Klopstock was a pioneer in preparing the way for German Classicism and subsequent developments. His legacy extends from Goethe, Friedrich Hölderlin, Rainer Maria Rilke, and Stefan George to contemporary poets such as Paul Celan and Johannes Bobrowski. Language itself constitutes the center of Klopstock's enterprise, and he stands beside Luther and Goethe as a reformer and regenerator of German. He was the first strong poetic personality, and he imbued the position of poet with dignity and divine calling. Finally, and most important, the status he gave to imagination and emotion engendered a new understanding of the nature of poetry.

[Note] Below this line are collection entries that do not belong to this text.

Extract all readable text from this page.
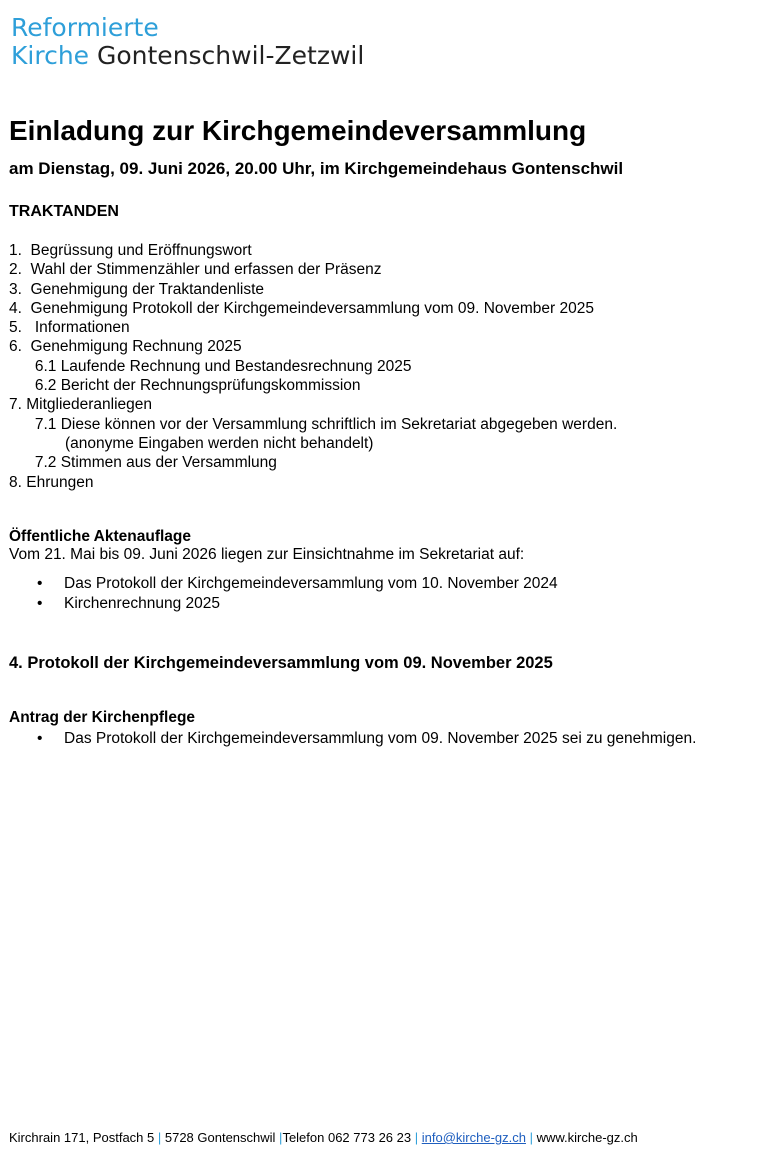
Reformierte
Kirche Gontenschwil-Zetzwil
Einladung zur Kirchgemeindeversammlung
am Dienstag, 09. Juni 2026, 20.00 Uhr, im Kirchgemeindehaus Gontenschwil
TRAKTANDEN
1.  Begrüssung und Eröffnungswort
2.  Wahl der Stimmenzähler und erfassen der Präsenz
3.  Genehmigung der Traktandenliste
4.  Genehmigung Protokoll der Kirchgemeindeversammlung vom 09. November 2025
5.   Informationen
6.  Genehmigung Rechnung 2025
6.1 Laufende Rechnung und Bestandesrechnung 2025
6.2 Bericht der Rechnungsprüfungskommission
7. Mitgliederanliegen
7.1 Diese können vor der Versammlung schriftlich im Sekretariat abgegeben werden.
(anonyme Eingaben werden nicht behandelt)
7.2 Stimmen aus der Versammlung
8. Ehrungen
Öffentliche Aktenauflage
Vom 21. Mai bis 09. Juni 2026 liegen zur Einsichtnahme im Sekretariat auf:
• Das Protokoll der Kirchgemeindeversammlung vom 10. November 2024
• Kirchenrechnung 2025
4. Protokoll der Kirchgemeindeversammlung vom 09. November 2025
Antrag der Kirchenpflege
• Das Protokoll der Kirchgemeindeversammlung vom 09. November 2025 sei zu genehmigen.
Kirchrain 171, Postfach 5 | 5728 Gontenschwil |Telefon 062 773 26 23 | info@kirche-gz.ch | www.kirche-gz.ch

Klopstock was born on 2 July 1724 in Quedlinburg, Saxony, the first of seventeen children in the prosperous bourgeois family of Gottlob Heinrich Klopstock and Anna Maria Klopstock, née Schmidt. From his father, a government official, he inherited a strong, self-reliant spirit as well as an athletic prowess which he maintained into old age. He was raised in the Protestant religion, which furnished the framework for a large part of his literary work. The family lived from 1732 to 1736 on a country estate, Friedeburg on the Saale River, where Klopstock acquired a reverence for nature.